Archive: November 28th, 2021

I’m really, really enjoying @RicMac’s ongoing series on Web Development History—it’s right up my nerdy alley!

https://webdevelopmenthistory.com/

Modern CSS in a Nutshell - Cloud Four

I like this high-level view of the state of CSS today. There are two main takeaways:

  1. Custom properties, flexbox, and grid are game-changers.
  2. Pre- and post-processers are becoming less and less necessary.

This is exactly the direction we should be going in! More and more power from the native web technologies (while still remaining learnable), with less and less reliance on tooling. For CSS, the tools have been like polyfills that we can now start to remove.

Alas, while the same should be true of JavaScript (there’s so much you can do in native JavaScript now), people seem to have tied their entire identities to the tooling they use.

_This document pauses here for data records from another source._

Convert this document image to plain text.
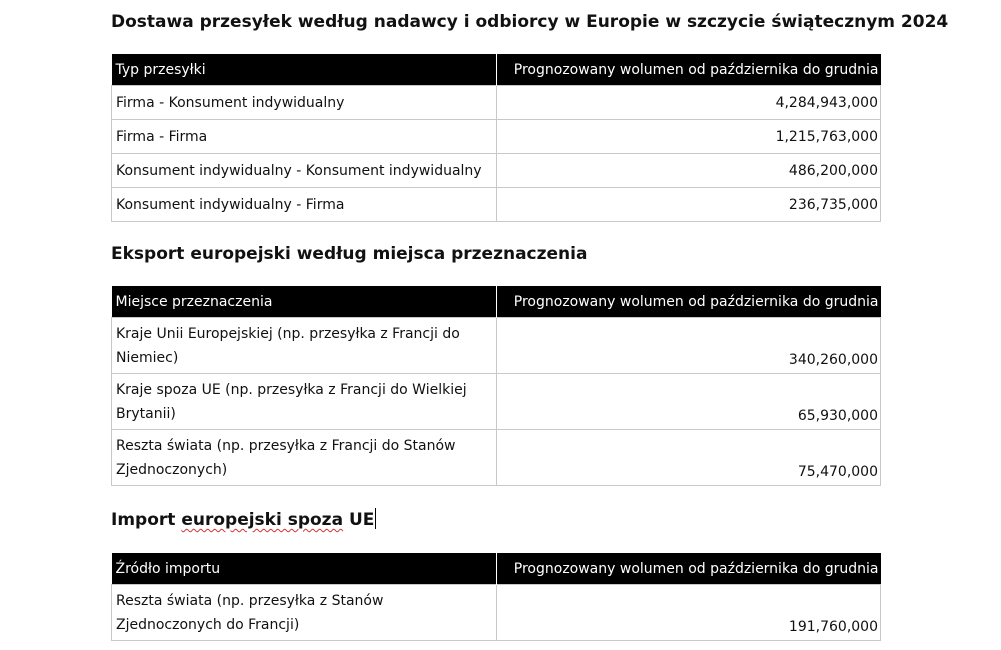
Dostawa przesyłek według nadawcy i odbiorcy w Europie w szczycie świątecznym 2024
Typ przesyłki	Prognozowany wolumen od października do grudnia
Firma - Konsument indywidualny	4,284,943,000
Firma - Firma	1,215,763,000
Konsument indywidualny - Konsument indywidualny	486,200,000
Konsument indywidualny - Firma	236,735,000
Eksport europejski według miejsca przeznaczenia
Miejsce przeznaczenia	Prognozowany wolumen od października do grudnia
Kraje Unii Europejskiej (np. przesyłka z Francji do Niemiec)	340,260,000
Kraje spoza UE (np. przesyłka z Francji do Wielkiej Brytanii)	65,930,000
Reszta świata (np. przesyłka z Francji do Stanów Zjednoczonych)	75,470,000
Import europejski spoza UE
Źródło importu	Prognozowany wolumen od października do grudnia
Reszta świata (np. przesyłka z Stanów Zjednoczonych do Francji)	191,760,000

They could learn a thing or two from the trajectory of CSS: treat your frameworks as cattle, not pets.

My Custom CSS Reset

This CSS reset is pleasantly minimalist and a lot of thought has gone into each step. The bit about calculating line height is very intriguing!

A visual introduction to machine learning

I like the split-screen animated format for explaining this topic.

Replying to a tweet from @adactio

Like, The Beatles are simultaneously actually great, while also feeling like you’re LARPing a specific time period.

Other musical artists give you one or the other, but rarely both.

Dylan feels similar.

Replying to a tweet from @peterme

I don’t have an answer, but I have a hunch that the appeal of The Beatles is less like other musical artists, and more like the appeal of books like The Great Gatsby or Sherlock Holmes—something evocative of its time and yet timeless.